How important is the "base caliber" of a movement?

For example, you will frequently note that lots of people find a watch where the base caliber is the ETA 2892 is prefereable to one with an ETA 2824 movement. Presumably because the first is higher quality (it does cost more, after all).
This is what I call "movement snobbism" (which is different from preferring something which has known properties which are better) and think is basically flawed thinking.
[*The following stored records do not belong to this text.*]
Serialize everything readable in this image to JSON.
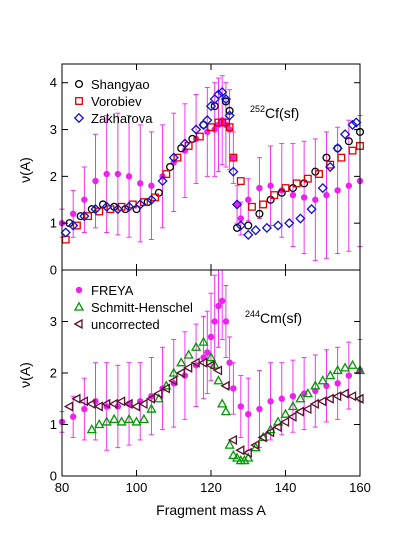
{
  "chart_data": [
    {
      "type": "scatter",
      "panel": "top",
      "ylabel": "ν(A)",
      "xlim": [
        80,
        160
      ],
      "ylim": [
        0,
        4.4
      ],
      "yticks": [
        0,
        1,
        2,
        3,
        4
      ],
      "annotation": {
        "sup": "252",
        "text": "Cf(sf)"
      },
      "legend": [
        {
          "name": "Shangyao",
          "marker": "circle",
          "color": "#000000"
        },
        {
          "name": "Vorobiev",
          "marker": "square",
          "color": "#e00000"
        },
        {
          "name": "Zakharova",
          "marker": "diamond",
          "color": "#1010d0"
        }
      ],
      "band": {
        "name": "FREYA",
        "color": "#ee22ee",
        "x": [
          80,
          83,
          86,
          89,
          92,
          95,
          98,
          101,
          104,
          107,
          110,
          113,
          116,
          119,
          121,
          122,
          123,
          124,
          125,
          126,
          127,
          128,
          130,
          133,
          136,
          139,
          142,
          145,
          148,
          151,
          154,
          157,
          160
        ],
        "y": [
          1.0,
          1.2,
          1.5,
          1.9,
          2.05,
          2.05,
          2.0,
          1.85,
          1.8,
          2.0,
          2.3,
          2.55,
          2.8,
          2.95,
          3.0,
          3.1,
          3.2,
          3.1,
          3.0,
          2.4,
          1.4,
          1.1,
          1.5,
          1.75,
          1.8,
          1.7,
          1.6,
          1.55,
          1.5,
          1.6,
          1.7,
          1.8,
          1.9
        ],
        "err": [
          0.3,
          0.5,
          0.7,
          1.0,
          1.25,
          1.3,
          1.3,
          1.25,
          1.15,
          1.1,
          1.05,
          1.0,
          0.95,
          0.95,
          1.0,
          1.0,
          0.95,
          0.9,
          0.85,
          0.55,
          0.4,
          0.35,
          0.45,
          0.65,
          0.85,
          1.0,
          1.1,
          1.2,
          1.3,
          1.35,
          1.35,
          1.4,
          1.4
        ]
      },
      "series": [
        {
          "name": "Shangyao",
          "x": [
            82,
            85,
            88,
            91,
            94,
            97,
            100,
            103,
            106,
            109,
            112,
            115,
            118,
            121,
            124,
            125,
            127,
            130,
            133,
            136,
            139,
            142,
            145,
            148,
            151,
            154,
            157,
            160
          ],
          "y": [
            1.0,
            1.15,
            1.3,
            1.4,
            1.35,
            1.3,
            1.3,
            1.45,
            1.65,
            2.2,
            2.6,
            2.8,
            3.1,
            3.5,
            3.6,
            3.4,
            0.9,
            0.95,
            1.2,
            1.5,
            1.65,
            1.75,
            1.85,
            2.1,
            2.4,
            2.6,
            2.75,
            2.95
          ]
        },
        {
          "name": "Vorobiev",
          "x": [
            81,
            84,
            87,
            90,
            93,
            96,
            99,
            102,
            105,
            108,
            111,
            114,
            117,
            120,
            122,
            123,
            124,
            125,
            126,
            128,
            131,
            134,
            137,
            140,
            143,
            146,
            149,
            152,
            155,
            158,
            160
          ],
          "y": [
            0.65,
            0.95,
            1.15,
            1.25,
            1.3,
            1.35,
            1.4,
            1.45,
            1.55,
            2.05,
            2.4,
            2.65,
            2.85,
            3.05,
            3.15,
            3.15,
            3.15,
            3.05,
            2.4,
            1.9,
            1.35,
            1.4,
            1.6,
            1.75,
            1.85,
            1.95,
            2.05,
            2.25,
            2.4,
            2.55,
            2.65
          ]
        },
        {
          "name": "Zakharova",
          "x": [
            81,
            83,
            86,
            89,
            92,
            95,
            98,
            101,
            104,
            107,
            110,
            113,
            116,
            118,
            119,
            120,
            121,
            122,
            123,
            124,
            125,
            126,
            127,
            128,
            130,
            132,
            135,
            138,
            141,
            144,
            147,
            150,
            152,
            154,
            156,
            158,
            159
          ],
          "y": [
            0.8,
            0.95,
            1.15,
            1.3,
            1.35,
            1.3,
            1.35,
            1.4,
            1.5,
            1.9,
            2.4,
            2.7,
            3.0,
            3.1,
            3.2,
            3.5,
            3.65,
            3.75,
            3.8,
            3.65,
            3.3,
            2.1,
            1.4,
            0.95,
            0.75,
            0.85,
            0.9,
            0.95,
            1.0,
            1.1,
            1.3,
            1.75,
            2.2,
            2.6,
            2.9,
            3.1,
            3.15
          ]
        }
      ]
    },
    {
      "type": "scatter",
      "panel": "bottom",
      "xlabel": "Fragment mass A",
      "ylabel": "ν(A)",
      "xlim": [
        80,
        160
      ],
      "ylim": [
        0,
        4.0
      ],
      "xticks": [
        80,
        100,
        120,
        140,
        160
      ],
      "yticks": [
        0,
        1,
        2,
        3
      ],
      "annotation": {
        "sup": "244",
        "text": "Cm(sf)"
      },
      "legend": [
        {
          "name": "FREYA",
          "marker": "dot",
          "color": "#ee22ee"
        },
        {
          "name": "Schmitt-Henschel",
          "marker": "triangle-up",
          "color": "#009900"
        },
        {
          "name": "uncorrected",
          "marker": "triangle-left",
          "color": "#5a1030"
        }
      ],
      "band": {
        "name": "FREYA",
        "color": "#ee22ee",
        "x": [
          80,
          83,
          86,
          89,
          92,
          95,
          98,
          101,
          104,
          107,
          110,
          113,
          116,
          118,
          119,
          120,
          121,
          122,
          123,
          124,
          125,
          126,
          128,
          130,
          133,
          136,
          139,
          142,
          145,
          148,
          151,
          154,
          157,
          160
        ],
        "y": [
          1.05,
          1.15,
          1.3,
          1.45,
          1.35,
          1.35,
          1.4,
          1.45,
          1.55,
          1.7,
          1.8,
          1.95,
          2.15,
          2.3,
          2.4,
          2.7,
          3.0,
          3.3,
          3.4,
          3.0,
          2.2,
          1.7,
          1.35,
          1.2,
          1.3,
          1.45,
          1.5,
          1.55,
          1.6,
          1.65,
          1.75,
          1.8,
          1.95,
          2.05
        ],
        "err": [
          0.2,
          0.4,
          0.6,
          0.75,
          0.85,
          0.8,
          0.8,
          0.75,
          0.75,
          0.8,
          0.85,
          0.85,
          0.8,
          0.8,
          0.8,
          0.85,
          0.9,
          0.8,
          0.75,
          0.7,
          0.5,
          0.5,
          0.6,
          0.7,
          0.75,
          0.75,
          0.7,
          0.7,
          0.7,
          0.7,
          0.7,
          0.7,
          0.65,
          0.6
        ]
      },
      "series": [
        {
          "name": "Schmitt-Henschel",
          "x": [
            88,
            90,
            92,
            94,
            96,
            98,
            100,
            102,
            104,
            106,
            108,
            110,
            112,
            114,
            116,
            118,
            120,
            121,
            122,
            123,
            124,
            125,
            126,
            127,
            128,
            129,
            130,
            132,
            134,
            136,
            138,
            140,
            142,
            144,
            146,
            148,
            150,
            152,
            154,
            156,
            158,
            160
          ],
          "y": [
            0.9,
            1.0,
            1.05,
            1.1,
            1.05,
            1.1,
            1.05,
            1.1,
            1.3,
            1.5,
            1.75,
            2.0,
            2.2,
            2.35,
            2.5,
            2.6,
            2.3,
            2.15,
            1.85,
            1.4,
            1.25,
            0.6,
            0.4,
            0.35,
            0.3,
            0.3,
            0.35,
            0.55,
            0.75,
            0.9,
            1.05,
            1.2,
            1.35,
            1.5,
            1.6,
            1.75,
            1.85,
            1.95,
            2.05,
            2.1,
            2.15,
            2.05
          ]
        },
        {
          "name": "uncorrected",
          "x": [
            82,
            84,
            86,
            88,
            90,
            92,
            94,
            96,
            98,
            100,
            102,
            104,
            106,
            108,
            110,
            112,
            114,
            116,
            118,
            120,
            122,
            124,
            126,
            128,
            130,
            132,
            134,
            136,
            138,
            140,
            142,
            144,
            146,
            148,
            150,
            152,
            154,
            156,
            158,
            160
          ],
          "y": [
            1.35,
            1.5,
            1.45,
            1.4,
            1.35,
            1.4,
            1.4,
            1.45,
            1.4,
            1.35,
            1.4,
            1.5,
            1.6,
            1.7,
            1.85,
            2.0,
            2.1,
            2.2,
            2.2,
            2.15,
            2.05,
            1.75,
            0.7,
            0.5,
            0.45,
            0.6,
            0.75,
            0.85,
            0.95,
            1.05,
            1.15,
            1.25,
            1.3,
            1.4,
            1.45,
            1.5,
            1.55,
            1.6,
            1.55,
            1.5
          ]
        }
      ]
    }
  ]
}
For one thing, there's no such thing as a single version of either of the movements as supplied from ETA (you can get them in quite different versions, for quite different prices and either assembled, as parts or only some of the parts and get the rest from another source), for another it doesn't take into account what the watch maker has done to the movement (varies from nothing to quite a lot).
Not being a collector, I don't have enough personal experience with these to make a comprehensive statement of their relative advantages, but I can note that there is at least one maker who's said to use 2824s as a base for watches that are chronometer certified and there are watches with 2892 movements which don't come that accurate from the maker, even if many are.
As another example, I can take two of my watches with "the same" 6497 movements. They behave very differently. One is very accurate as long as you wind it the same time of day. This means it's well regulated concerning which attitude it's in, but the spring delivers its power unevenly. The other one doesn't care much when or how much you wind it, but it's extremely sensitive to position and runs much too fast if left dial up during the night, but quite accurate when you wear it.
Same movements, but possibly not the same mainspring and certainly not the same kind of regulation.

Document created 2001 Oct 19  (So it's from the archives. In fact, I don't have any watch with a 6497 movement today.)